In effetti il deposito ufficiale dei contrassegni in forma elettronica - senza un formato specifico: il testo da poco approvato, infatti, non ha conservato il riferimento, apparso in un primo tempo al Senato, al simbolo "in formato vettoriale non modificabile", che non avrebbe consentito ad esempio l'uso del formato jpg - porta almeno una novità rilevante, soprattutto per le elezioni amministrative. L'esame sull'ammissibilità di ciascun simbolo, infatti, finora è sempre stato fatto con riferimento alla riproduzione cartacea del contrassegno - unico supporto previsto - anche se i presentatori depositavano un Cd-Rom con i file grafici: in concreto, peraltro, varie commissioni e sottocommissioni elettorali circondariali hanno ritenuto non solo di dover prendere per buoni i colori della stampa depositata (quando differivano da quelli originali del file, indicati addirittura con i metodi internazionali RGB o CMYK), ma spesso hanno messo in dubbio l'ammissibilità di un contrassegno quando gli esemplari stampati depositati non avevano un diametro esattamente di 10 cm e 3 cm, misurando con tanto di righello. Con le nuove regole, invece, per chi avrà depositato il simbolo su supporto informatico, l'esame avverrà su quell'esemplare (senza nemmeno il bisogno di fornire le tre copie, visto che gli organi interessati riceveranno il file): non ci sarà dunque più il rischio che i presentatori delle liste, richiamati dalla commissione, debbano correre in copisteria per avere una copia corretta del simbolo (che magari era stato stampato da un Pdf, senza togliere l'adattamento alle dimensioni e ai "margini virtuali" della pagina) e depositarla in tempo.

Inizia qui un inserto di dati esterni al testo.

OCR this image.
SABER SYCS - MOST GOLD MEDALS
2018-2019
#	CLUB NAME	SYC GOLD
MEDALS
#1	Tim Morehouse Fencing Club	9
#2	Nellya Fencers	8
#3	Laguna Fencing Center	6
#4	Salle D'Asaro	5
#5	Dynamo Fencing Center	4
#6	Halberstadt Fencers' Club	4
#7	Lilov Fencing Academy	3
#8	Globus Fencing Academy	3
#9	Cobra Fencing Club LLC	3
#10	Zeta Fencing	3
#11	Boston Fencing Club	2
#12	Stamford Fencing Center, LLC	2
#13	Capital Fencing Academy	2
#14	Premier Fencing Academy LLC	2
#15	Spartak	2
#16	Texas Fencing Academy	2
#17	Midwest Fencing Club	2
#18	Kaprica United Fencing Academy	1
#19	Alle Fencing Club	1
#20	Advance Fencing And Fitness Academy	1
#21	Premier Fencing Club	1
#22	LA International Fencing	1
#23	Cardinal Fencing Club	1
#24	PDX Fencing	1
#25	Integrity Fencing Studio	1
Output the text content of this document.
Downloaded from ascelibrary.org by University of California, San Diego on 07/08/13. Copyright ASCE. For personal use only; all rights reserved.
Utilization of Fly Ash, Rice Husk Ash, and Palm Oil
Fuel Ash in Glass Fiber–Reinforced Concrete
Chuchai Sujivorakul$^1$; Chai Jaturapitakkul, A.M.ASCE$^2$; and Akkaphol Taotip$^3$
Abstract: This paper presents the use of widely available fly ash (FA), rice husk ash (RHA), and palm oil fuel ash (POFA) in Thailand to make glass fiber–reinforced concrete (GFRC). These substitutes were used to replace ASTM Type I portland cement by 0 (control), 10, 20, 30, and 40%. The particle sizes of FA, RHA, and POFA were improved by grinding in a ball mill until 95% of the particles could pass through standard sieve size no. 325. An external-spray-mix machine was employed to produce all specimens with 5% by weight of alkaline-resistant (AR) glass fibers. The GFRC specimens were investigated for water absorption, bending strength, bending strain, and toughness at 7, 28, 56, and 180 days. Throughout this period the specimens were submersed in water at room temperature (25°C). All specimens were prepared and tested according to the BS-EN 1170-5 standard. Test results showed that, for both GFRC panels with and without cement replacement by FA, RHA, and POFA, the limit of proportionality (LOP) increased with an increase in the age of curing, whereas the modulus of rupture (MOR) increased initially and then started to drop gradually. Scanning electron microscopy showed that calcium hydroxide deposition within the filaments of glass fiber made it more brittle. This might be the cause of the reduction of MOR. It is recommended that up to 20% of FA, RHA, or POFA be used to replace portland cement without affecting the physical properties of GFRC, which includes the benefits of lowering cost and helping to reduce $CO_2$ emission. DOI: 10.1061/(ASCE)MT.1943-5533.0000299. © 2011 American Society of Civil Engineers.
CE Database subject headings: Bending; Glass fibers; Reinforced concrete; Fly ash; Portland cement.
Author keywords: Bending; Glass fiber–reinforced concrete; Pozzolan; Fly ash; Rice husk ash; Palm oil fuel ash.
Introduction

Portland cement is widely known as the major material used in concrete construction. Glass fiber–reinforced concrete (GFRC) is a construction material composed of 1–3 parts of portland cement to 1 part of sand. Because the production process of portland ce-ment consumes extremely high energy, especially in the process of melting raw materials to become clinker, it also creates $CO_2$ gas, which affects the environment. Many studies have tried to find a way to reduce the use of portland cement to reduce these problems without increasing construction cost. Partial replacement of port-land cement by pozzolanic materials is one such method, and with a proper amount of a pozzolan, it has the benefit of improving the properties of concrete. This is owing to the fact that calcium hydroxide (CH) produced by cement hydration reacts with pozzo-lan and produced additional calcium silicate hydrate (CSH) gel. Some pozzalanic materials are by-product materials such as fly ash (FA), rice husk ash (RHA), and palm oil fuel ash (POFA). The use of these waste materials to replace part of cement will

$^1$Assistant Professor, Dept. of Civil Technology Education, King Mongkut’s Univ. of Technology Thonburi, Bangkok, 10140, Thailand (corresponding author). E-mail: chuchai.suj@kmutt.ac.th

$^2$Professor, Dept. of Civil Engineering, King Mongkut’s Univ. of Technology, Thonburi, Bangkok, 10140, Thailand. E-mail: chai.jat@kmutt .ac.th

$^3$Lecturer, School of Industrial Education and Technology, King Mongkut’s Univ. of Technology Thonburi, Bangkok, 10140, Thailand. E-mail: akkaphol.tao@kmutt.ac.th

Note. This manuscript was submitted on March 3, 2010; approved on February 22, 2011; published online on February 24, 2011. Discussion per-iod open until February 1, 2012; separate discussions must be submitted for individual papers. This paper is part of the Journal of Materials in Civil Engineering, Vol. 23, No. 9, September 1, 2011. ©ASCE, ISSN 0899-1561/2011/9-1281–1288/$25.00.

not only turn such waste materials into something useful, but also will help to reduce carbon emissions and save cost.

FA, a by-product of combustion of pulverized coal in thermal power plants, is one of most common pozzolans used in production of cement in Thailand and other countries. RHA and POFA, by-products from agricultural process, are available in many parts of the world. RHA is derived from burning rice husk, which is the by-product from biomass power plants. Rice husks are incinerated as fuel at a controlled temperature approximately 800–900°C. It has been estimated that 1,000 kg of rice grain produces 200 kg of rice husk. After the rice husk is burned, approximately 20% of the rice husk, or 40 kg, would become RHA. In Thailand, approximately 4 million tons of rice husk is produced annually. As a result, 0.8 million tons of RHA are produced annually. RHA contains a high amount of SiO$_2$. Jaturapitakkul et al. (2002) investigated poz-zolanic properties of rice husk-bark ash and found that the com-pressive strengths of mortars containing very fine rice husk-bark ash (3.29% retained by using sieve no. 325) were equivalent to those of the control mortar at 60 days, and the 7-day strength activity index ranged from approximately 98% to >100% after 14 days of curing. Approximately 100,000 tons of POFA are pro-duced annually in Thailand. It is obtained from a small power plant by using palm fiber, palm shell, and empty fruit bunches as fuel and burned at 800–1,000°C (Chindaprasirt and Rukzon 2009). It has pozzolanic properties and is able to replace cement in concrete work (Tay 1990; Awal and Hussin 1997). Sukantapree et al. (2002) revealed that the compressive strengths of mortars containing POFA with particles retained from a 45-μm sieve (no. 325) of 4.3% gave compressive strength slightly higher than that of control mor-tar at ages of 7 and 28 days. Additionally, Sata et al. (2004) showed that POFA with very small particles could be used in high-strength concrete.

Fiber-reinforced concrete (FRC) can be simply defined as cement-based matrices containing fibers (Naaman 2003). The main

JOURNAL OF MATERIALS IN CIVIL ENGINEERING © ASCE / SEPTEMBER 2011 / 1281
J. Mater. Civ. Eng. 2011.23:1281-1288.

Da ultimo, va precisato che restano fuori da questa innovazione le elezioni regionali, visto che ogni Regione ha legiferato in materia elettorale e in ogni caso non si è messo mano nemmeno alla disciplina statale "cedevole". Toccherà dunque alle singole Regioni provvedere autonomamente, a partire dalla Calabria per le elezioni previste in autunno.

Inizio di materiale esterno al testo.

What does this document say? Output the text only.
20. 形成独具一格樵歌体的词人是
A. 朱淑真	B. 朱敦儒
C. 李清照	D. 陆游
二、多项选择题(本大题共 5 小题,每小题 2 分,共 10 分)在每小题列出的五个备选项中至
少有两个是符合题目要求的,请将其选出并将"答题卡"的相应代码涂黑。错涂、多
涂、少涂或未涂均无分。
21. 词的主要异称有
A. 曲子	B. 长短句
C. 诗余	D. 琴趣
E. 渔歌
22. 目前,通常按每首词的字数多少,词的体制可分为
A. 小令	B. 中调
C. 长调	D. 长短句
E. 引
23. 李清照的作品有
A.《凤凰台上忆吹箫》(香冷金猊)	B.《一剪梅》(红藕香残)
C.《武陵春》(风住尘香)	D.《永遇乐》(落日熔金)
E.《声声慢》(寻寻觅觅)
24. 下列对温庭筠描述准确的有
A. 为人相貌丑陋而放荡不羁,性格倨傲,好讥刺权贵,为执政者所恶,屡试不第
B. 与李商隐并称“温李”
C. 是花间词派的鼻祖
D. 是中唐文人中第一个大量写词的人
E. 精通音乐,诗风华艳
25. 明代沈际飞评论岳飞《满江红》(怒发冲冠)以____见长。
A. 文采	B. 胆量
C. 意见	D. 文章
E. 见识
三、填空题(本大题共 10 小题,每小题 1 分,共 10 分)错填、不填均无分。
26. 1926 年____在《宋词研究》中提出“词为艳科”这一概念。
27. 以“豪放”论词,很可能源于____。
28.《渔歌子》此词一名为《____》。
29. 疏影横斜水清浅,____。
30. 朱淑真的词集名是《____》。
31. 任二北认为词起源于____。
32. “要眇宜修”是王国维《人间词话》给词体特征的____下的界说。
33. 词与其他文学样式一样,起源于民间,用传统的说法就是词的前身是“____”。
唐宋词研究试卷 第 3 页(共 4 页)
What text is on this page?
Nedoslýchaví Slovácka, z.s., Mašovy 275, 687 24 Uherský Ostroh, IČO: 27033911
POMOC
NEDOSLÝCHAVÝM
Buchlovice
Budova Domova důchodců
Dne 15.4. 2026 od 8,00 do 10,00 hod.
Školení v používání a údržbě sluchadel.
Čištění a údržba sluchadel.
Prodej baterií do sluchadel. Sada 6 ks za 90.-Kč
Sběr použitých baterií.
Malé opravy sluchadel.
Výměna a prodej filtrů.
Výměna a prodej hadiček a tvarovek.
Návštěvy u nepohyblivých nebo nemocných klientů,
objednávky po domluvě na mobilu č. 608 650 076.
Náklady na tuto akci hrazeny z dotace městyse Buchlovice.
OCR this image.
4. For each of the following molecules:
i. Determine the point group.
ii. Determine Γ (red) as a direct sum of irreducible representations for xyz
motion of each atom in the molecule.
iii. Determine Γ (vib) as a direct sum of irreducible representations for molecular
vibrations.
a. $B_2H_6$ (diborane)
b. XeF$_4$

Avvocati autenticatori e rappresentanti via Pec

Lo stesso art. 38-bis prevede anche altre modifiche al procedimento elettorale preparatorio, volte a semplificare - sia pure non di molto - gli adempimenti di chi presenta candidature.

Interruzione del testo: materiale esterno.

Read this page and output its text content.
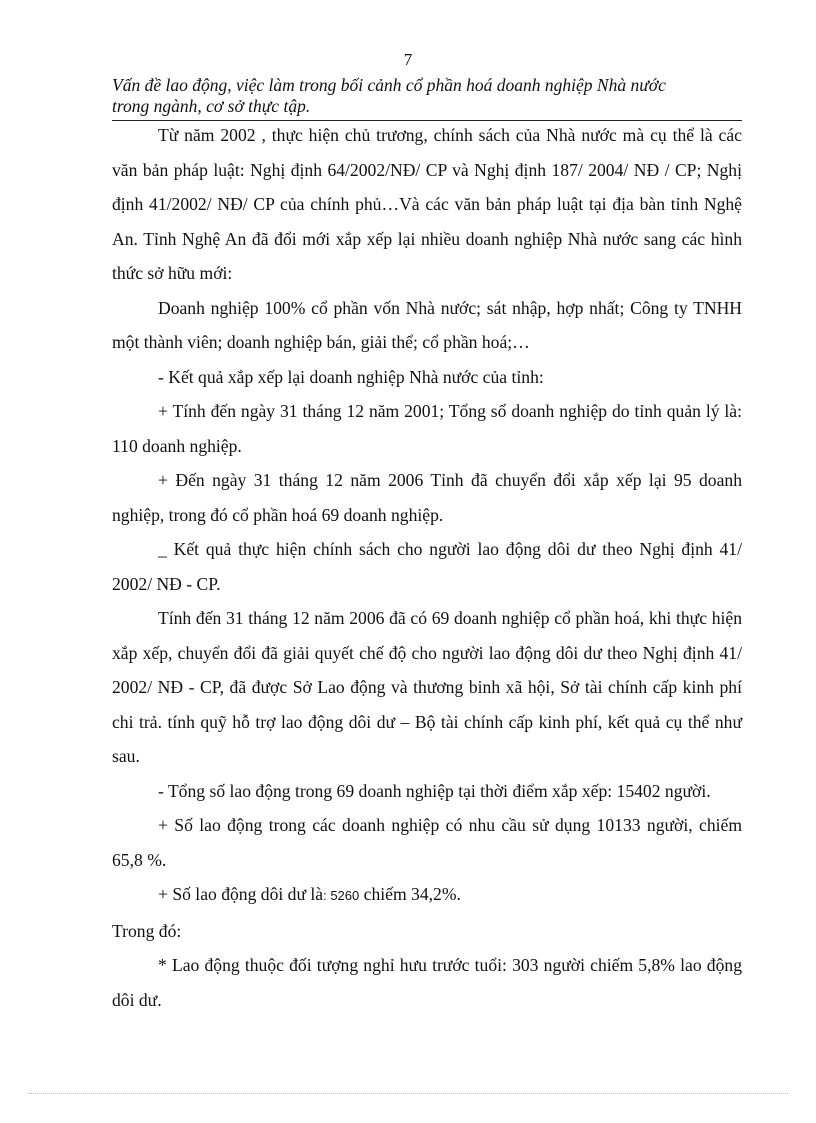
7
Vấn đề lao động, việc làm trong bối cảnh cổ phần hoá doanh nghiệp Nhà nước
trong ngành, cơ sở thực tập.

Từ năm 2002 , thực hiện chủ trương, chính sách của Nhà nước mà cụ thể là các văn bản pháp luật: Nghị định 64/2002/NĐ/ CP và Nghị định 187/ 2004/ NĐ / CP; Nghị định 41/2002/ NĐ/ CP của chính phủ…Và các văn bản pháp luật tại địa bàn tỉnh Nghệ An. Tỉnh Nghệ An đã đổi mới xắp xếp lại nhiều doanh nghiệp Nhà nước sang các hình thức sở hữu mới:

Doanh nghiệp 100% cổ phần vốn Nhà nước; sát nhập, hợp nhất; Công ty TNHH một thành viên; doanh nghiệp bán, giải thể; cổ phần hoá;…

- Kết quả xắp xếp lại doanh nghiệp Nhà nước của tỉnh:

+ Tính đến ngày 31 tháng 12 năm 2001; Tổng số doanh nghiệp do tỉnh quản lý là: 110 doanh nghiệp.

+ Đến ngày 31 tháng 12 năm 2006 Tỉnh đã chuyển đổi xắp xếp lại 95 doanh nghiệp, trong đó cổ phần hoá 69 doanh nghiệp.

_ Kết quả thực hiện chính sách cho người lao động dôi dư theo Nghị định 41/ 2002/ NĐ - CP.

Tính đến 31 tháng 12 năm 2006 đã có 69 doanh nghiệp cổ phần hoá, khi thực hiện xắp xếp, chuyển đổi đã giải quyết chế độ cho người lao động dôi dư theo Nghị định 41/ 2002/ NĐ - CP, đã được Sở Lao động và thương binh xã hội, Sở tài chính cấp kinh phí chi trả. tính quỹ hỗ trợ lao động dôi dư – Bộ tài chính cấp kinh phí, kết quả cụ thể như sau.

- Tổng số lao động trong 69 doanh nghiệp tại thời điểm xắp xếp: 15402 người.

+ Số lao động trong các doanh nghiệp có nhu cầu sử dụng 10133 người, chiếm 65,8 %.

+ Số lao động dôi dư là: 5260 chiếm 34,2%.

Trong đó:

* Lao động thuộc đối tượng nghỉ hưu trước tuổi: 303 người chiếm 5,8% lao động dôi dư.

Una prima modifica riguarda i soggetti abilitati ad autenticare le sottoscrizioni: si stabilisce infatti - modificando l'art. 14 della legge n. 53/1990 - che oltre ai soggetti già noti (notai, giudici di pace, cancellieri e i collaboratori delle cancellerie di corti d'appello e tribunali, i segretari delle procure, parlamentari, consiglieri regionali, presidenti delle province, sindaci metropolitani, sindaci, assessori comunali e provinciali, componenti della conferenza metropolitana, presidenti dei consigli comunali e provinciali, presidenti e vice presidenti dei consigli circoscrizionali, consiglieri provinciali, consiglieri metropolitani e comunali, segretari comunali e provinciali, nonché funzionari incaricati dal sindaco e dal presidente della provincia) possono autenticare le firme di candidati e sottoscrittori delle candidature gli avvocati iscritti all'albo che hanno comunicato la propria disponibilità all'ordine di appartenenza (il sito del rispettivo ordine dovrà riportare l'elenco tempestivamente aggiornato). La norma è simile a quella prevista una tantum per le elezioni politiche del 2018 (per ovviare al poco anticipo con cui era stata approvata la legge elettorale), anche se allora riguardava soltanto gli avvocati cassazionisti, mentre si recepisce definitivamente quanto già previsto dal decreto-legge n. 76/2020 (così come convertito dal Parlamento con la legge n. 120/2020) che aveva appunto già aggiunto gli avvocati (in questo caso si è preferito riformulare la disposizione). Si noti peraltro che il decreto Semplificazioni ha in qualche modo "istituzionalizzato" la figura dell'autenticatore "politico": i consiglieri comunali (e, di riflesso, provinciali) non devono più comunicare - con apposito atto da protocollare - la loro disponibilità ad autenticare le firme (per una singola occasione o per tutto il mandato) per poter provvedere, ma sono automaticamente competenti come ogni altra figura individuata dalla legge: non si rischia più, dunque, che certe sottoscrizioni siano nulle perché autenticate da consiglieri comunali disponibili ad autenticare in consiliature precedenti, ma che avevano dimenticato in seguito di ripresentare la comunicazione di disponibilità.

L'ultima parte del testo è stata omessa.